Rich in medicinal benefits, ginger can help with the following:

Inflammation. In a July 2016 study from PharmaNutrition, the authors state that ginger and its extracts have long been used as anti-inflammatory remedies and can help prevent chronic joint inflammation and other inflammatory disorders such as arthritis.

Pain. In a May 2015 systematic review from Nutrition Journal, researchers found that members of the Zingiberacea family, which includes ginger and Javanese ginger, serve as clinically effective pain agents. They can even reduce chronic pain just as well as non-steroidal anti-inflammatory drugs, and don't have the same renal risks associated with these type of drugs.

Bone health. Ginger is often used as part of a natural treatment program for patients of osteoporosis. This helps them support their body in the process of self-healing, rather than relying on pain medications, according to a May to August 2015 study from Clinical Cases in Mineral and Bone Metabolism.

Nausea. Pregnant women and those undergoing chemotherapy might want to add raw ginger to their diet, as various preclinical and clinical studies evaluated ginger to be an effective and safe treatment for nausea and vomiting, according to a March 2016 study from Integrative Medicine Insights.
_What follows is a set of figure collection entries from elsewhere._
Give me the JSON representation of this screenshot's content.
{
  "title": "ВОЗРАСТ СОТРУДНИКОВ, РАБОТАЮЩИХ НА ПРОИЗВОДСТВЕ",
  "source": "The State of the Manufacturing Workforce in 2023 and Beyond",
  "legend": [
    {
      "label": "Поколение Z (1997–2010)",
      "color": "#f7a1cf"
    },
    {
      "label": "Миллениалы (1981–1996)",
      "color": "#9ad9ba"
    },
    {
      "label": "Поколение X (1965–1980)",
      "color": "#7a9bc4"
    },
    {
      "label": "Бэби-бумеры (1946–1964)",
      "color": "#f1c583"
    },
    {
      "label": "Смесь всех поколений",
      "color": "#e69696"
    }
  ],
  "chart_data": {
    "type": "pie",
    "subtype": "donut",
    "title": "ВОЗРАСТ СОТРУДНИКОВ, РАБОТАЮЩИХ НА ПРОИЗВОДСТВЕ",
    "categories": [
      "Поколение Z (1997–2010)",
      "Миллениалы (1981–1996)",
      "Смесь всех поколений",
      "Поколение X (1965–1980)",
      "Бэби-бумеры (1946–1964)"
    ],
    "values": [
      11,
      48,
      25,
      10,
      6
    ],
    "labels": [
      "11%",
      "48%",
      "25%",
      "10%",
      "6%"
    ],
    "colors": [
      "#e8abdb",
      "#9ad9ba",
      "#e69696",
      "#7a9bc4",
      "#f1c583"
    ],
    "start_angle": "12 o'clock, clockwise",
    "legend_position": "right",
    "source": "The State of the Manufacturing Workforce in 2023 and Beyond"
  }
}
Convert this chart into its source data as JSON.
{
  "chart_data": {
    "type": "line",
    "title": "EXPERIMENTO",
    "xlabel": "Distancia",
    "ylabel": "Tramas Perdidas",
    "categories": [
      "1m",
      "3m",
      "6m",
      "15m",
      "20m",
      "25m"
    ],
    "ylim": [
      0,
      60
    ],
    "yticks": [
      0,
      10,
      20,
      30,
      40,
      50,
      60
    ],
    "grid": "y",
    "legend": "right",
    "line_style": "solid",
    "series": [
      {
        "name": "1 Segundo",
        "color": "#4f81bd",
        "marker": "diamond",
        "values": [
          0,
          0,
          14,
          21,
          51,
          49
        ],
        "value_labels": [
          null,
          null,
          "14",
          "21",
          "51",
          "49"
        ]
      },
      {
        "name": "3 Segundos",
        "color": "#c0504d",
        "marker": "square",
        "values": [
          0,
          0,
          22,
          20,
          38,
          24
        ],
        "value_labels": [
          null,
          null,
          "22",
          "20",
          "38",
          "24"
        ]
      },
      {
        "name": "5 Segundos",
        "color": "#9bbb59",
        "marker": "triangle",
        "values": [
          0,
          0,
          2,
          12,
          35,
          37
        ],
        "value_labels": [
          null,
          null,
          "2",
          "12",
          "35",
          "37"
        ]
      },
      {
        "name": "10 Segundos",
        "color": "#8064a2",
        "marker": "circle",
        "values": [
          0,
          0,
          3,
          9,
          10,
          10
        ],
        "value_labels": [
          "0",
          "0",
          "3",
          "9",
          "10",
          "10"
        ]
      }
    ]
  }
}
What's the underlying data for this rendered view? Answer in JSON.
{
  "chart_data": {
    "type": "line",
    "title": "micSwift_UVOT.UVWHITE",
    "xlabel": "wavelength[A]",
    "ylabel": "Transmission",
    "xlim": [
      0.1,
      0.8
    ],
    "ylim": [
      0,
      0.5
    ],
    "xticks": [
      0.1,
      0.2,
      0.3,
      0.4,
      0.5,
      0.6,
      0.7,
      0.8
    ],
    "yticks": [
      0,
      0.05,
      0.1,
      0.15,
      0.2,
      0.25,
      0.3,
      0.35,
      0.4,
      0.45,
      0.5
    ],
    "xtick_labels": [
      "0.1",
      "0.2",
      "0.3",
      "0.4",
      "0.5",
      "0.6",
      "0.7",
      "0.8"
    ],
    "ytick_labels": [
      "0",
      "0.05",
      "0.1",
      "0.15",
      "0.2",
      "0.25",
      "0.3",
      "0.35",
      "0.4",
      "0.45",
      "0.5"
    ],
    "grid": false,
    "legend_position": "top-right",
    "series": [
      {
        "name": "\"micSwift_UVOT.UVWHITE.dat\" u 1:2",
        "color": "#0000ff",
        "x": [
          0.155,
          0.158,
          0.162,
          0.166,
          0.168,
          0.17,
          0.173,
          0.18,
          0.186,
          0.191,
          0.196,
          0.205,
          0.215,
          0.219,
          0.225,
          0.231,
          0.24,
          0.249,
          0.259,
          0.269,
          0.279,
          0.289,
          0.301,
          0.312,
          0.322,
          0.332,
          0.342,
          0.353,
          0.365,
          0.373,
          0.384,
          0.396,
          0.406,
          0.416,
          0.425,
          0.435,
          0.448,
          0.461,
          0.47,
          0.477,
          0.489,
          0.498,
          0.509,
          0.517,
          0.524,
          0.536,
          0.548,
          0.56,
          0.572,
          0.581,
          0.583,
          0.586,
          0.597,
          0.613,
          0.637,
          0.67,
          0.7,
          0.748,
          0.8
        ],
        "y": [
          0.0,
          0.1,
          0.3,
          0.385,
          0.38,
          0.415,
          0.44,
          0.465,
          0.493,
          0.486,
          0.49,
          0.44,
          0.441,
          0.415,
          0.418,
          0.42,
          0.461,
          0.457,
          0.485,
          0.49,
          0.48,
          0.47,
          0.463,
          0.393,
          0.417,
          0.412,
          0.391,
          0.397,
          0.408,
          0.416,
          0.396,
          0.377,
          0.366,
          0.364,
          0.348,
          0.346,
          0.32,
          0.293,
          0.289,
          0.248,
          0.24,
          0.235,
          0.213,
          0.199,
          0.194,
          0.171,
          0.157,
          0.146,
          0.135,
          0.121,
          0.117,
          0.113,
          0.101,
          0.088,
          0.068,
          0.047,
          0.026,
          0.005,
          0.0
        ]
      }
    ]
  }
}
The researchers also found that ginger was deemed safe for human consumption and that raw, fresh ginger contained the second highest quantity of gingerol-related compounds (the active property of ginger), just behind dried ginger powder.

Oncolink from the University of Pennsylvania says that raw ginger is the preferred form for consumption, but you should watch your intake. You shouldn't eat more than 4 grams of raw ginger per day, which is the equivalent of 1 tablespoon. Overeating this root vegetable can exacerbate your health ailments.